As a caveat, there seems to be a general understanding that lower BP is associated with slower PTT (so much so that PTT can be used as an indirect measure of pressure). So in the more hypotensive patient, this method will probably become more and more difficult, requiring slower bleeding of the cuff to stay close to real-time results. There is also at least one case report (http://www.ncbi.nlm.nih.gov/pubmed/15875136) of an approximately 10-second delay between electrical asystole, confirmed by ECG, EtCO2, arterial waveform, and palpated pulses, and the loss of the pleth waveform from the non-invasive pulse oximeter. This seems to be a software artifact resulting from the fancy algorithm used by the Masimo, however.
(If anybody wants the full-text for either of these studies, PM me.)
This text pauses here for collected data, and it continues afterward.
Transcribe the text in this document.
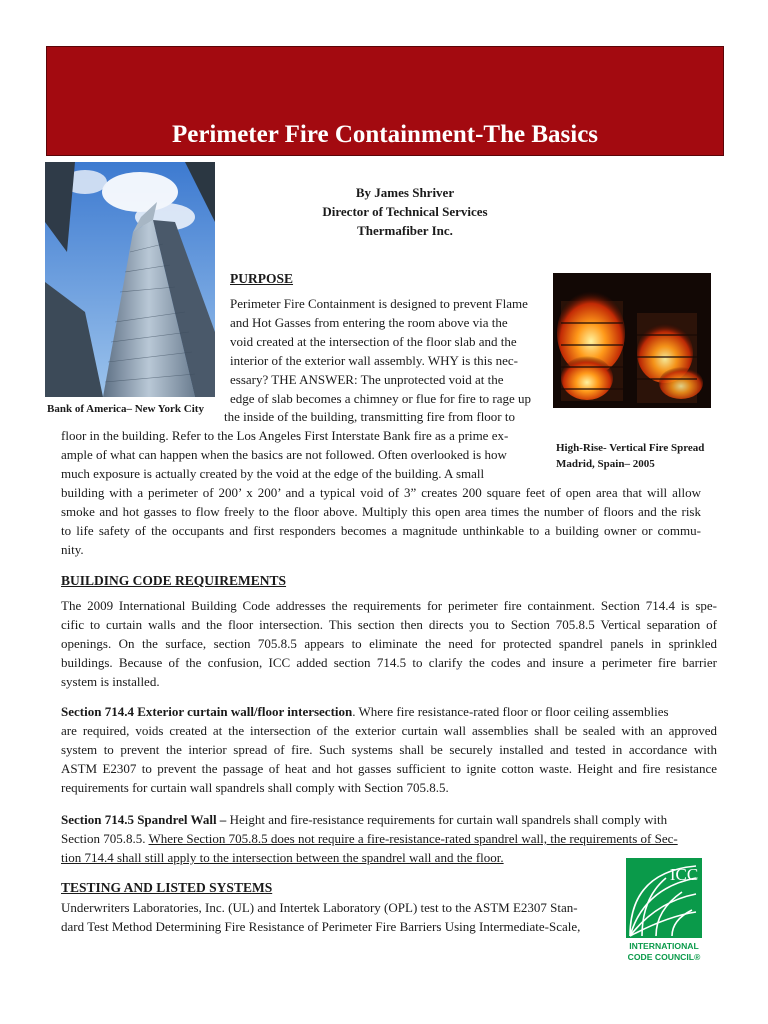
Perimeter Fire Containment-The Basics
Bank of America– New York City
By James Shriver
Director of Technical Services
Thermafiber Inc.
High-Rise- Vertical Fire Spread
Madrid, Spain– 2005
PURPOSE
Perimeter Fire Containment is designed to prevent Flame
and Hot Gasses from entering the room above via the
void created at the intersection of the floor slab and the
interior of the exterior wall assembly. WHY is this nec-
essary? THE ANSWER: The unprotected void at the
edge of slab becomes a chimney or flue for fire to rage up
the inside of the building, transmitting fire from floor to
floor in the building. Refer to the Los Angeles First Interstate Bank fire as a prime ex-
ample of what can happen when the basics are not followed. Often overlooked is how
much exposure is actually created by the void at the edge of the building. A small
building with a perimeter of 200’ x 200’ and a typical void of 3” creates 200 square feet of open area that will allow
smoke and hot gasses to flow freely to the floor above. Multiply this open area times the number of floors and the risk
to life safety of the occupants and first responders becomes a magnitude unthinkable to a building owner or commu-
nity.
BUILDING CODE REQUIREMENTS
The 2009 International Building Code addresses the requirements for perimeter fire containment. Section 714.4 is spe-
cific to curtain walls and the floor intersection. This section then directs you to Section 705.8.5 Vertical separation of
openings. On the surface, section 705.8.5 appears to eliminate the need for protected spandrel panels in sprinkled
buildings. Because of the confusion, ICC added section 714.5 to clarify the codes and insure a perimeter fire barrier
system is installed.
Section 714.4 Exterior curtain wall/floor intersection. Where fire resistance-rated floor or floor ceiling assemblies
are required, voids created at the intersection of the exterior curtain wall assemblies shall be sealed with an approved
system to prevent the interior spread of fire. Such systems shall be securely installed and tested in accordance with
ASTM E2307 to prevent the passage of heat and hot gasses sufficient to ignite cotton waste. Height and fire resistance
requirements for curtain wall spandrels shall comply with Section 705.8.5.
Section 714.5 Spandrel Wall – Height and fire-resistance requirements for curtain wall spandrels shall comply with
Section 705.8.5. Where Section 705.8.5 does not require a fire-resistance-rated spandrel wall, the requirements of Sec-
tion 714.4 shall still apply to the intersection between the spandrel wall and the floor.
TESTING AND LISTED SYSTEMS
Underwriters Laboratories, Inc. (UL) and Intertek Laboratory (OPL) test to the ASTM E2307 Stan-
dard Test Method Determining Fire Resistance of Perimeter Fire Barriers Using Intermediate-Scale,
ICC
INTERNATIONAL
CODE COUNCIL®
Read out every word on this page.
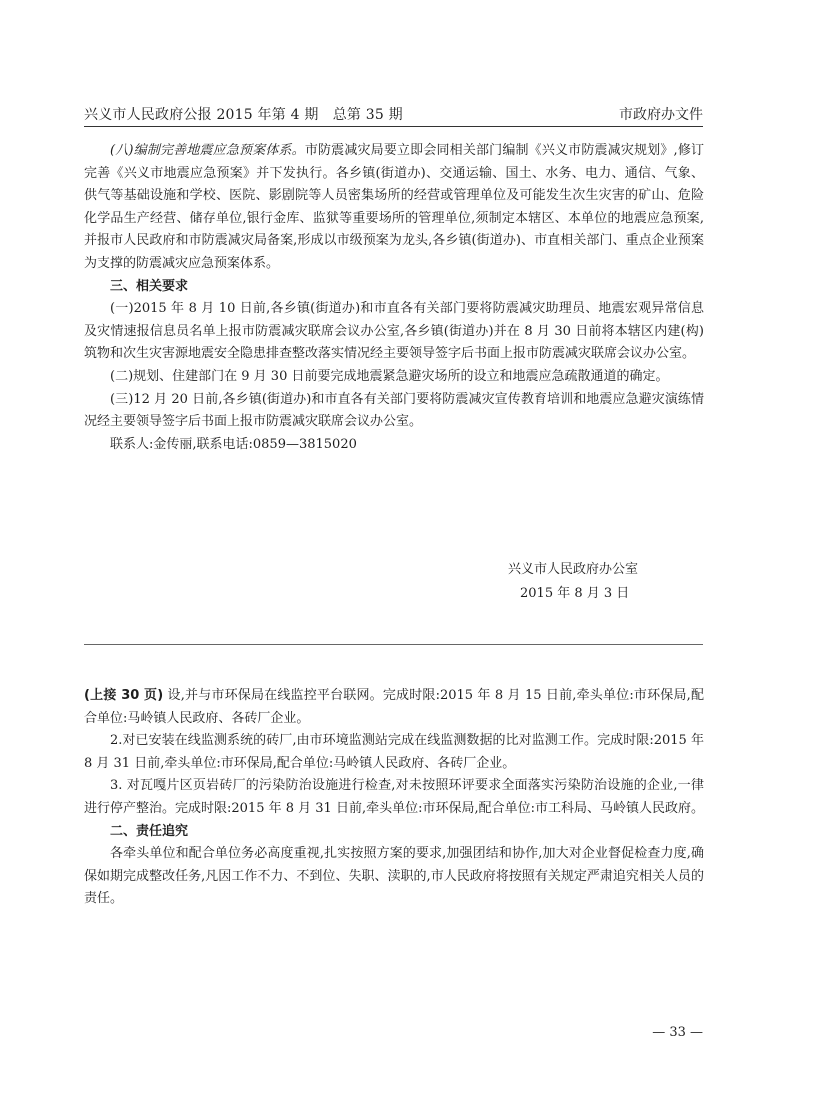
兴义市人民政府公报 2015 年第 4 期　总第 35 期	市政府办文件

(八)编制完善地震应急预案体系。市防震减灾局要立即会同相关部门编制《兴义市防震减灾规划》,修订完善《兴义市地震应急预案》并下发执行。各乡镇(街道办)、交通运输、国土、水务、电力、通信、气象、供气等基础设施和学校、医院、影剧院等人员密集场所的经营或管理单位及可能发生次生灾害的矿山、危险化学品生产经营、储存单位,银行金库、监狱等重要场所的管理单位,须制定本辖区、本单位的地震应急预案,并报市人民政府和市防震减灾局备案,形成以市级预案为龙头,各乡镇(街道办)、市直相关部门、重点企业预案为支撑的防震减灾应急预案体系。

三、相关要求

(一)2015 年 8 月 10 日前,各乡镇(街道办)和市直各有关部门要将防震减灾助理员、地震宏观异常信息及灾情速报信息员名单上报市防震减灾联席会议办公室,各乡镇(街道办)并在 8 月 30 日前将本辖区内建(构)筑物和次生灾害源地震安全隐患排查整改落实情况经主要领导签字后书面上报市防震减灾联席会议办公室。

(二)规划、住建部门在 9 月 30 日前要完成地震紧急避灾场所的设立和地震应急疏散通道的确定。

(三)12 月 20 日前,各乡镇(街道办)和市直各有关部门要将防震减灾宣传教育培训和地震应急避灾演练情况经主要领导签字后书面上报市防震减灾联席会议办公室。

联系人:金传丽,联系电话:0859—3815020

兴义市人民政府办公室
2015 年 8 月 3 日

(上接 30 页) 设,并与市环保局在线监控平台联网。完成时限:2015 年 8 月 15 日前,牵头单位:市环保局,配合单位:马岭镇人民政府、各砖厂企业。

2.对已安装在线监测系统的砖厂,由市环境监测站完成在线监测数据的比对监测工作。完成时限:2015 年 8 月 31 日前,牵头单位:市环保局,配合单位:马岭镇人民政府、各砖厂企业。

3. 对瓦嘎片区页岩砖厂的污染防治设施进行检查,对未按照环评要求全面落实污染防治设施的企业,一律进行停产整治。完成时限:2015 年 8 月 31 日前,牵头单位:市环保局,配合单位:市工科局、马岭镇人民政府。

二、责任追究

各牵头单位和配合单位务必高度重视,扎实按照方案的要求,加强团结和协作,加大对企业督促检查力度,确保如期完成整改任务,凡因工作不力、不到位、失职、渎职的,市人民政府将按照有关规定严肃追究相关人员的责任。

— 33 —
This is hardly an exhaustive literature review, but I suppose the takeaway message is that there is typically a very quick transit between arterial pulsation and the visualized waveform; however, in sick patients and certain other cases it may not be as reliable. This closely mirrors the usual rules for interpreting pulse oximetry, so it probably shouldn't be too surprising.
With that said, in most cases I would probably not rely on this method to make real decisions. Even at best it's too finicky; I just think it's an interesting academic approach.